I have long been a fan of Alan Cumming, whose versatility extends from Cabaret to the Good Wife, arguably the best show on television, to the recent surprise of seeing him on a re-broadcast of Romy and Michelle go to a High School Reunion or something like that, in which he played Sandy, the rich graduate who comes back in a helicopter and dances with both funny airheaded stars. The stunning question, for me at least, was how Hollywood had found him at such a young time, since most of the Brits or even Scots have their basic training and additional plumage brushed in theatre on that edge of the sea. He was likely in his early or middle twenties in that movie, so it was an impressive puzzle.

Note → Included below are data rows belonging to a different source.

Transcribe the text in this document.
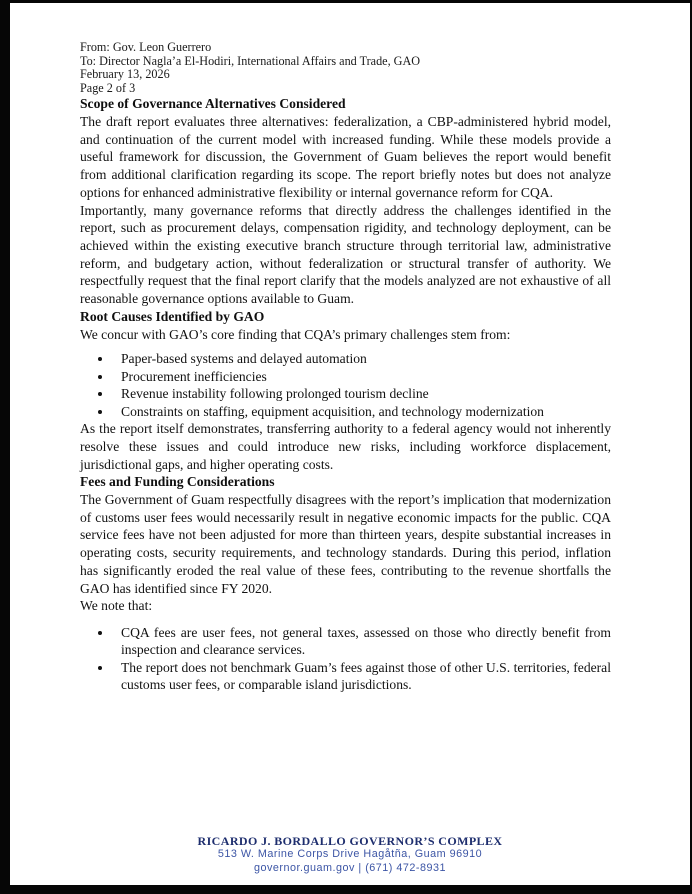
From: Gov. Leon Guerrero

To: Director Nagla’a El-Hodiri, International Affairs and Trade, GAO

February 13, 2026

Page 2 of 3

Scope of Governance Alternatives Considered

The draft report evaluates three alternatives: federalization, a CBP-administered hybrid model, and continuation of the current model with increased funding. While these models provide a useful framework for discussion, the Government of Guam believes the report would benefit from additional clarification regarding its scope. The report briefly notes but does not analyze options for enhanced administrative flexibility or internal governance reform for CQA.

Importantly, many governance reforms that directly address the challenges identified in the report, such as procurement delays, compensation rigidity, and technology deployment, can be achieved within the existing executive branch structure through territorial law, administrative reform, and budgetary action, without federalization or structural transfer of authority. We respectfully request that the final report clarify that the models analyzed are not exhaustive of all reasonable governance options available to Guam.

Root Causes Identified by GAO

We concur with GAO’s core finding that CQA’s primary challenges stem from:

• Paper-based systems and delayed automation
• Procurement inefficiencies
• Revenue instability following prolonged tourism decline
• Constraints on staffing, equipment acquisition, and technology modernization

As the report itself demonstrates, transferring authority to a federal agency would not inherently resolve these issues and could introduce new risks, including workforce displacement, jurisdictional gaps, and higher operating costs.

Fees and Funding Considerations

The Government of Guam respectfully disagrees with the report’s implication that modernization of customs user fees would necessarily result in negative economic impacts for the public. CQA service fees have not been adjusted for more than thirteen years, despite substantial increases in operating costs, security requirements, and technology standards. During this period, inflation has significantly eroded the real value of these fees, contributing to the revenue shortfalls the GAO has identified since FY 2020.

We note that:

• CQA fees are user fees, not general taxes, assessed on those who directly benefit from inspection and clearance services.
• The report does not benchmark Guam’s fees against those of other U.S. territories, federal customs user fees, or comparable island jurisdictions.

RICARDO J. BORDALLO GOVERNOR’S COMPLEX

513 W. Marine Corps Drive Hagåtña, Guam 96910

governor.guam.gov | (671) 472-8931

But to have all of that great play compressed into one man's rendition and depiction was not only unsettling, but unsatisfying. Especially as his least impressive depiction was that of Lady MacBeth, whom all of us who were hoping that a woman's place was in the theater, held as perhaps the best chance an actress had to show her dark side. If there is a dark side to Alan Cumming it is only that he bit off more than the most talented of actors can chew, much less spit out.
I suppose my disappointment is exacerbated by a plethora of unnecessarily naked bodies in this season's parade of less-than spectacles, and that Alan Cumming's was among them, taking a bath that one would be correct in describing as gratuitous, although that word may be too polite. I had the pleasure of attending a private tribute to the great stage designs of Tony Walton, and could not help thinking how much it would add to the ever-escalating price of sets, to have to have a portion of the stage that one could actually sink into and emerge from covering what are ever-increasingly less-than-private parts.
To my actual horror, as not only a student of theater but a lover of many hopes and dreams and visions of a spiritual nature, Jesus Christ's mother showed up as turbeulently depicted by Fiona Shaw, in a one woman show called The Testament of Mary, and she, too, took a bath. Before the opening curtain which there wasn't one of really, she more or less held out her interesting but very tight mouth as though to kiss the vulture she was holding bravely, which, by the way, disappeared and was never a part of the actual overwrought proceedings. We have all heard of a different kind of bird tease, but never, to my knowledge, a vulture tease.
On the way to the theater I had overheard someone say "I would go to anything Fiona Shaw was in," and wondered as the evening unfolded along with her clothes if that would include a bathtub. Where are we headed, if anywhere? I shudder to think what might happen to the statue of Shakespeare that stands so royally in Central Park. Its legs are really good. I hope no one tries to investigate what might be the rest of him.